Em 11, Spínola visitou Guileje e falou às tropas, formadas na pista: que se esperava um agravamento da situação, que a Força Aérea, embora limitada na execução das missões, em situações difíceis cumpriria, voando mais alto e utilizando bombas mais potentes e que as evacuações de feridos graves se iriam manter. Entretanto, no dia anterior, um milícia de Guileje abandonou a povoação com a arma que lhe estava distribuída. Como tinha dito que ia à caça e podia andar perdido o Pelotão de Milícias de Guileje saiu em patrulhamento, com a finalidade de o encontrar. Os milícias não o encontraram, mas depararam com uma mina anti-carro e quando tentavam desmantelá-la, deu-se o rebentamento, provocando a morte de dois elementos. Mais tarde veio a saber-se que o referido milícia tinha sido aprisionado pela guerrilha, junto ao local onde a guarnição se abastecia de água.

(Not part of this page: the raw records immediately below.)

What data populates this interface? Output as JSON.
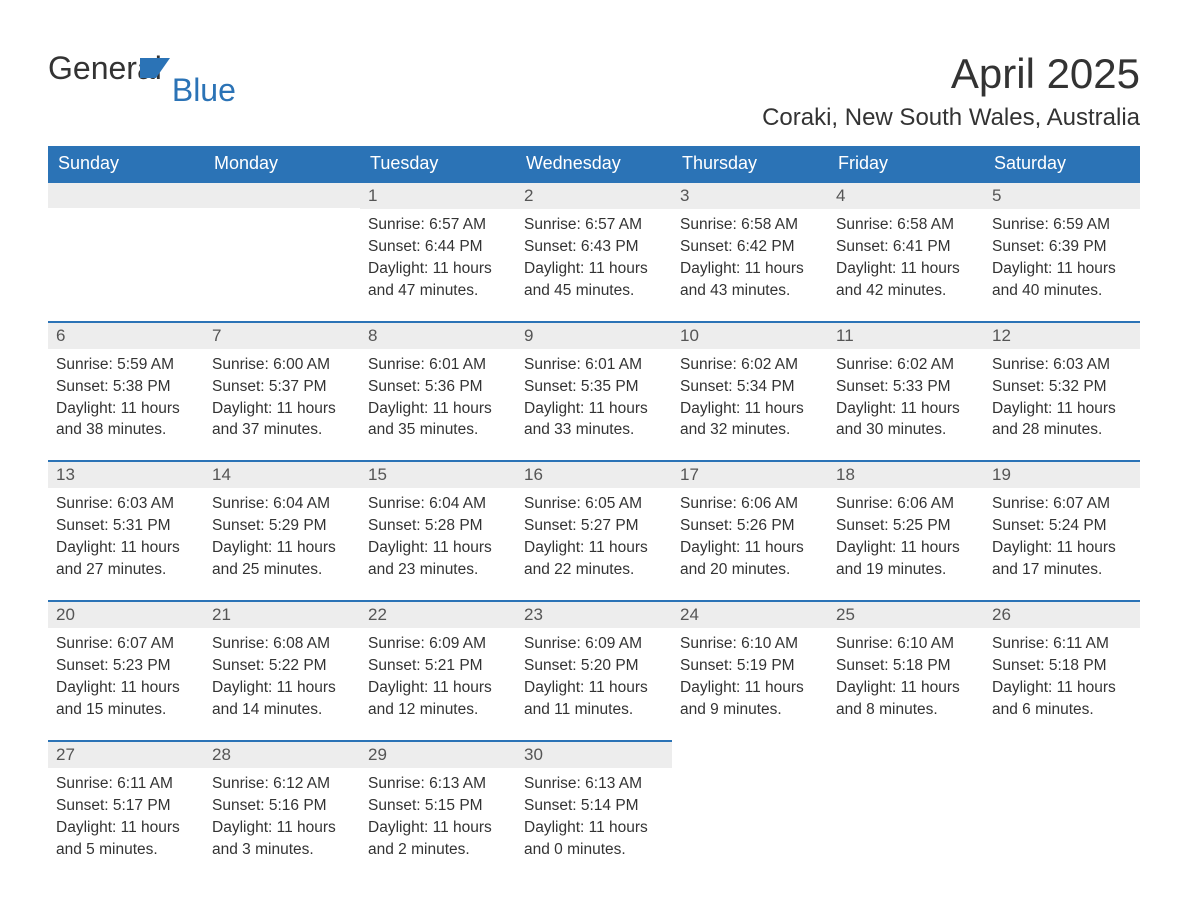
{
  "logo": {
    "text1": "General",
    "text2": "Blue",
    "accent": "#2b73b6"
  },
  "title": "April 2025",
  "location": "Coraki, New South Wales, Australia",
  "colors": {
    "header_bg": "#2b73b6",
    "header_text": "#ffffff",
    "daynum_bg": "#ededed",
    "text": "#333333",
    "background": "#ffffff"
  },
  "typography": {
    "title_fontsize": 42,
    "location_fontsize": 24,
    "header_fontsize": 18,
    "daynum_fontsize": 17,
    "body_fontsize": 15.5,
    "logo_fontsize": 32
  },
  "weekdays": [
    "Sunday",
    "Monday",
    "Tuesday",
    "Wednesday",
    "Thursday",
    "Friday",
    "Saturday"
  ],
  "weeks": [
    [
      null,
      null,
      {
        "n": "1",
        "sr": "Sunrise: 6:57 AM",
        "ss": "Sunset: 6:44 PM",
        "d1": "Daylight: 11 hours",
        "d2": "and 47 minutes."
      },
      {
        "n": "2",
        "sr": "Sunrise: 6:57 AM",
        "ss": "Sunset: 6:43 PM",
        "d1": "Daylight: 11 hours",
        "d2": "and 45 minutes."
      },
      {
        "n": "3",
        "sr": "Sunrise: 6:58 AM",
        "ss": "Sunset: 6:42 PM",
        "d1": "Daylight: 11 hours",
        "d2": "and 43 minutes."
      },
      {
        "n": "4",
        "sr": "Sunrise: 6:58 AM",
        "ss": "Sunset: 6:41 PM",
        "d1": "Daylight: 11 hours",
        "d2": "and 42 minutes."
      },
      {
        "n": "5",
        "sr": "Sunrise: 6:59 AM",
        "ss": "Sunset: 6:39 PM",
        "d1": "Daylight: 11 hours",
        "d2": "and 40 minutes."
      }
    ],
    [
      {
        "n": "6",
        "sr": "Sunrise: 5:59 AM",
        "ss": "Sunset: 5:38 PM",
        "d1": "Daylight: 11 hours",
        "d2": "and 38 minutes."
      },
      {
        "n": "7",
        "sr": "Sunrise: 6:00 AM",
        "ss": "Sunset: 5:37 PM",
        "d1": "Daylight: 11 hours",
        "d2": "and 37 minutes."
      },
      {
        "n": "8",
        "sr": "Sunrise: 6:01 AM",
        "ss": "Sunset: 5:36 PM",
        "d1": "Daylight: 11 hours",
        "d2": "and 35 minutes."
      },
      {
        "n": "9",
        "sr": "Sunrise: 6:01 AM",
        "ss": "Sunset: 5:35 PM",
        "d1": "Daylight: 11 hours",
        "d2": "and 33 minutes."
      },
      {
        "n": "10",
        "sr": "Sunrise: 6:02 AM",
        "ss": "Sunset: 5:34 PM",
        "d1": "Daylight: 11 hours",
        "d2": "and 32 minutes."
      },
      {
        "n": "11",
        "sr": "Sunrise: 6:02 AM",
        "ss": "Sunset: 5:33 PM",
        "d1": "Daylight: 11 hours",
        "d2": "and 30 minutes."
      },
      {
        "n": "12",
        "sr": "Sunrise: 6:03 AM",
        "ss": "Sunset: 5:32 PM",
        "d1": "Daylight: 11 hours",
        "d2": "and 28 minutes."
      }
    ],
    [
      {
        "n": "13",
        "sr": "Sunrise: 6:03 AM",
        "ss": "Sunset: 5:31 PM",
        "d1": "Daylight: 11 hours",
        "d2": "and 27 minutes."
      },
      {
        "n": "14",
        "sr": "Sunrise: 6:04 AM",
        "ss": "Sunset: 5:29 PM",
        "d1": "Daylight: 11 hours",
        "d2": "and 25 minutes."
      },
      {
        "n": "15",
        "sr": "Sunrise: 6:04 AM",
        "ss": "Sunset: 5:28 PM",
        "d1": "Daylight: 11 hours",
        "d2": "and 23 minutes."
      },
      {
        "n": "16",
        "sr": "Sunrise: 6:05 AM",
        "ss": "Sunset: 5:27 PM",
        "d1": "Daylight: 11 hours",
        "d2": "and 22 minutes."
      },
      {
        "n": "17",
        "sr": "Sunrise: 6:06 AM",
        "ss": "Sunset: 5:26 PM",
        "d1": "Daylight: 11 hours",
        "d2": "and 20 minutes."
      },
      {
        "n": "18",
        "sr": "Sunrise: 6:06 AM",
        "ss": "Sunset: 5:25 PM",
        "d1": "Daylight: 11 hours",
        "d2": "and 19 minutes."
      },
      {
        "n": "19",
        "sr": "Sunrise: 6:07 AM",
        "ss": "Sunset: 5:24 PM",
        "d1": "Daylight: 11 hours",
        "d2": "and 17 minutes."
      }
    ],
    [
      {
        "n": "20",
        "sr": "Sunrise: 6:07 AM",
        "ss": "Sunset: 5:23 PM",
        "d1": "Daylight: 11 hours",
        "d2": "and 15 minutes."
      },
      {
        "n": "21",
        "sr": "Sunrise: 6:08 AM",
        "ss": "Sunset: 5:22 PM",
        "d1": "Daylight: 11 hours",
        "d2": "and 14 minutes."
      },
      {
        "n": "22",
        "sr": "Sunrise: 6:09 AM",
        "ss": "Sunset: 5:21 PM",
        "d1": "Daylight: 11 hours",
        "d2": "and 12 minutes."
      },
      {
        "n": "23",
        "sr": "Sunrise: 6:09 AM",
        "ss": "Sunset: 5:20 PM",
        "d1": "Daylight: 11 hours",
        "d2": "and 11 minutes."
      },
      {
        "n": "24",
        "sr": "Sunrise: 6:10 AM",
        "ss": "Sunset: 5:19 PM",
        "d1": "Daylight: 11 hours",
        "d2": "and 9 minutes."
      },
      {
        "n": "25",
        "sr": "Sunrise: 6:10 AM",
        "ss": "Sunset: 5:18 PM",
        "d1": "Daylight: 11 hours",
        "d2": "and 8 minutes."
      },
      {
        "n": "26",
        "sr": "Sunrise: 6:11 AM",
        "ss": "Sunset: 5:18 PM",
        "d1": "Daylight: 11 hours",
        "d2": "and 6 minutes."
      }
    ],
    [
      {
        "n": "27",
        "sr": "Sunrise: 6:11 AM",
        "ss": "Sunset: 5:17 PM",
        "d1": "Daylight: 11 hours",
        "d2": "and 5 minutes."
      },
      {
        "n": "28",
        "sr": "Sunrise: 6:12 AM",
        "ss": "Sunset: 5:16 PM",
        "d1": "Daylight: 11 hours",
        "d2": "and 3 minutes."
      },
      {
        "n": "29",
        "sr": "Sunrise: 6:13 AM",
        "ss": "Sunset: 5:15 PM",
        "d1": "Daylight: 11 hours",
        "d2": "and 2 minutes."
      },
      {
        "n": "30",
        "sr": "Sunrise: 6:13 AM",
        "ss": "Sunset: 5:14 PM",
        "d1": "Daylight: 11 hours",
        "d2": "and 0 minutes."
      },
      null,
      null,
      null
    ]
  ]
}
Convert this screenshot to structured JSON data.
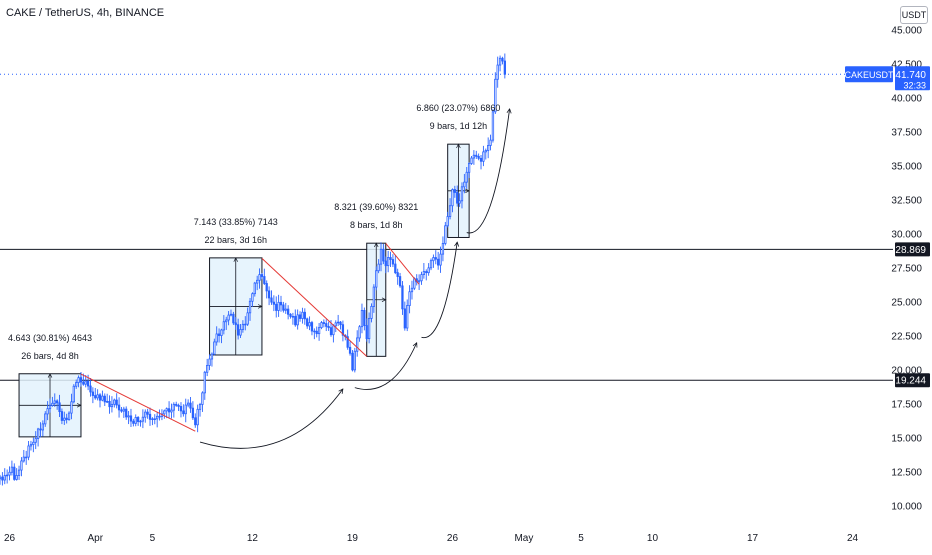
{
  "header": {
    "title": "CAKE / TetherUS, 4h, BINANCE",
    "currency_button": "USDT"
  },
  "price_tag": {
    "symbol": "CAKEUSDT",
    "price": "41.740",
    "countdown": "32:33",
    "color": "#2962ff"
  },
  "colors": {
    "candle": "#2962ff",
    "box_fill": "#e3f2fd",
    "box_border": "#131722",
    "trend_line": "#e53935",
    "grid_label": "#131722"
  },
  "chart_data": {
    "type": "candlestick",
    "y_axis": {
      "ticks": [
        "10.000",
        "12.500",
        "15.000",
        "17.500",
        "20.000",
        "22.500",
        "25.000",
        "27.500",
        "30.000",
        "32.500",
        "35.000",
        "37.500",
        "40.000",
        "42.500",
        "45.000"
      ],
      "range": [
        8.6,
        47.2
      ],
      "position": "right"
    },
    "x_axis": {
      "ticks": [
        {
          "label": "26",
          "bar": 0
        },
        {
          "label": "Apr",
          "bar": 36
        },
        {
          "label": "5",
          "bar": 60
        },
        {
          "label": "12",
          "bar": 102
        },
        {
          "label": "19",
          "bar": 144
        },
        {
          "label": "26",
          "bar": 186
        },
        {
          "label": "May",
          "bar": 216
        },
        {
          "label": "5",
          "bar": 240
        },
        {
          "label": "10",
          "bar": 270
        },
        {
          "label": "17",
          "bar": 312
        },
        {
          "label": "24",
          "bar": 354
        }
      ],
      "bar_range": [
        -4,
        371
      ]
    },
    "horizontal_levels": [
      {
        "price": 28.869,
        "label": "28.869"
      },
      {
        "price": 19.244,
        "label": "19.244"
      }
    ],
    "last_price_level": 41.74,
    "measures": [
      {
        "from_bar": 4,
        "to_bar": 30,
        "low": 15.08,
        "high": 19.72,
        "text1": "4.643 (30.81%) 4643",
        "text2": "26 bars, 4d 8h"
      },
      {
        "from_bar": 84,
        "to_bar": 106,
        "low": 21.1,
        "high": 28.24,
        "text1": "7.143 (33.85%) 7143",
        "text2": "22 bars, 3d 16h"
      },
      {
        "from_bar": 150,
        "to_bar": 158,
        "low": 21.0,
        "high": 29.32,
        "text1": "8.321 (39.60%) 8321",
        "text2": "8 bars, 1d 8h"
      },
      {
        "from_bar": 184,
        "to_bar": 193,
        "low": 29.74,
        "high": 36.6,
        "text1": "6.860 (23.07%) 6860",
        "text2": "9 bars, 1d 12h"
      }
    ],
    "trend_lines": [
      {
        "from_bar": 30,
        "from_price": 19.7,
        "to_bar": 78,
        "to_price": 15.5
      },
      {
        "from_bar": 106,
        "from_price": 28.2,
        "to_bar": 150,
        "to_price": 21.0
      },
      {
        "from_bar": 158,
        "from_price": 29.3,
        "to_bar": 172,
        "to_price": 26.3
      }
    ],
    "arrows": [
      {
        "from_bar": 80,
        "from_price": 14.7,
        "to_bar": 140,
        "to_price": 18.6
      },
      {
        "from_bar": 145,
        "from_price": 18.7,
        "to_bar": 171,
        "to_price": 22.0
      },
      {
        "from_bar": 173,
        "from_price": 22.4,
        "to_bar": 188,
        "to_price": 29.4
      },
      {
        "from_bar": 192,
        "from_price": 30.1,
        "to_bar": 210,
        "to_price": 39.2
      }
    ],
    "path": [
      [
        -4,
        12.0
      ],
      [
        0,
        12.8
      ],
      [
        3,
        12.0
      ],
      [
        6,
        13.5
      ],
      [
        9,
        14.6
      ],
      [
        12,
        15.4
      ],
      [
        15,
        16.6
      ],
      [
        18,
        17.3
      ],
      [
        20,
        17.9
      ],
      [
        22,
        16.2
      ],
      [
        25,
        16.8
      ],
      [
        27,
        18.6
      ],
      [
        30,
        19.4
      ],
      [
        33,
        18.8
      ],
      [
        36,
        18.1
      ],
      [
        39,
        17.8
      ],
      [
        42,
        17.3
      ],
      [
        45,
        17.6
      ],
      [
        48,
        16.9
      ],
      [
        51,
        16.4
      ],
      [
        54,
        16.2
      ],
      [
        57,
        16.7
      ],
      [
        60,
        16.3
      ],
      [
        63,
        16.8
      ],
      [
        66,
        17.1
      ],
      [
        69,
        17.4
      ],
      [
        72,
        16.9
      ],
      [
        75,
        17.3
      ],
      [
        78,
        16.1
      ],
      [
        80,
        17.6
      ],
      [
        82,
        19.6
      ],
      [
        84,
        20.6
      ],
      [
        87,
        22.4
      ],
      [
        90,
        23.5
      ],
      [
        93,
        24.1
      ],
      [
        96,
        22.8
      ],
      [
        99,
        23.3
      ],
      [
        102,
        25.7
      ],
      [
        105,
        27.1
      ],
      [
        108,
        25.8
      ],
      [
        111,
        24.6
      ],
      [
        114,
        24.9
      ],
      [
        117,
        23.9
      ],
      [
        120,
        23.6
      ],
      [
        123,
        24.1
      ],
      [
        126,
        23.2
      ],
      [
        129,
        22.9
      ],
      [
        132,
        23.3
      ],
      [
        135,
        22.6
      ],
      [
        138,
        23.8
      ],
      [
        141,
        22.2
      ],
      [
        144,
        20.3
      ],
      [
        146,
        22.1
      ],
      [
        148,
        24.6
      ],
      [
        150,
        22.3
      ],
      [
        152,
        24.9
      ],
      [
        154,
        27.6
      ],
      [
        156,
        28.6
      ],
      [
        158,
        27.8
      ],
      [
        160,
        28.4
      ],
      [
        162,
        27.2
      ],
      [
        164,
        26.2
      ],
      [
        166,
        23.4
      ],
      [
        168,
        25.6
      ],
      [
        170,
        26.9
      ],
      [
        172,
        26.6
      ],
      [
        174,
        27.1
      ],
      [
        176,
        27.4
      ],
      [
        178,
        28.3
      ],
      [
        180,
        28.0
      ],
      [
        182,
        29.6
      ],
      [
        184,
        31.3
      ],
      [
        186,
        33.4
      ],
      [
        188,
        32.2
      ],
      [
        190,
        33.3
      ],
      [
        192,
        34.6
      ],
      [
        194,
        35.8
      ],
      [
        196,
        35.6
      ],
      [
        198,
        35.4
      ],
      [
        200,
        36.1
      ],
      [
        202,
        37.2
      ],
      [
        204,
        41.4
      ],
      [
        206,
        43.2
      ],
      [
        208,
        41.7
      ]
    ]
  }
}
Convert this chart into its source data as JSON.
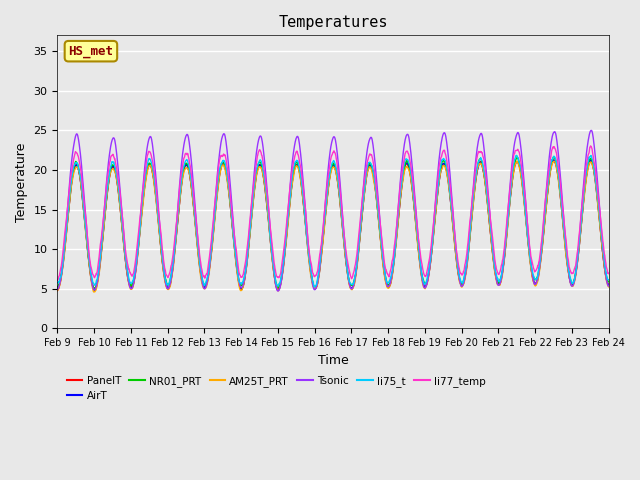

Em 15 Maio, a Companhia sediada em Bedanda informou da "chegada em 10 Maio, de 4 grupos vindos da R. Guiné-Conakry e a presença em Kandiafara de cerca de 50 cubanos". No dia seguinte a CCaç estacionada em Empada informou da "chegada a Simbeli de três grupos de Artilharia vindos da URSS e a presença de dois blindados junto à fronteira". Em 18 Maio, novamente de Bedanda: "reunião do IN em Kandiafara, objectivo Guileje. Reunidos 5 bigrupos (cada bigrupo dispunha organicamente de 40 elementos, dispondo de 4 a 6 ML, 2 a 6 LGF, 2 a 4 MP e 2 a 4 Morteiros de 82) junto a Guileje.

O PERINTREP (relatório semanal do ComChefe) da semana de 13 a 20 Maio destacava: "O IN desencadeou uma ofensiva contra Guileje, emboscando, com elevado potencial de fogo, forças daquela guarnição que se dirigiam para Gadamael e flagelando depois aquele aquartelamento 21 vezes no espaço de 36 horas, com foguetes 122, canhão 85, morteiro 120 e canhão sem recuo, instalando a maioria das bases de fogos na Rep. Guiné-Conakry" (...). Outro relatório da 3ª Rep do QG/CTIG sobre a actividade do COP 5 (área militar que enquadrava Guileje) entre 18 e 21 de Maio, referia que, no primeiro dia, "durante a execução duma coluna de reabastecimento, as NT foram fortemente emboscadas por duas vezes, a cerca de dois kms de Guileje, tendo sofrido um morto, sete feridos graves e quatro ligeiros. Por falta de evacuação aérea, um dos feridos graves faleceu quatro horas depois da emboscada".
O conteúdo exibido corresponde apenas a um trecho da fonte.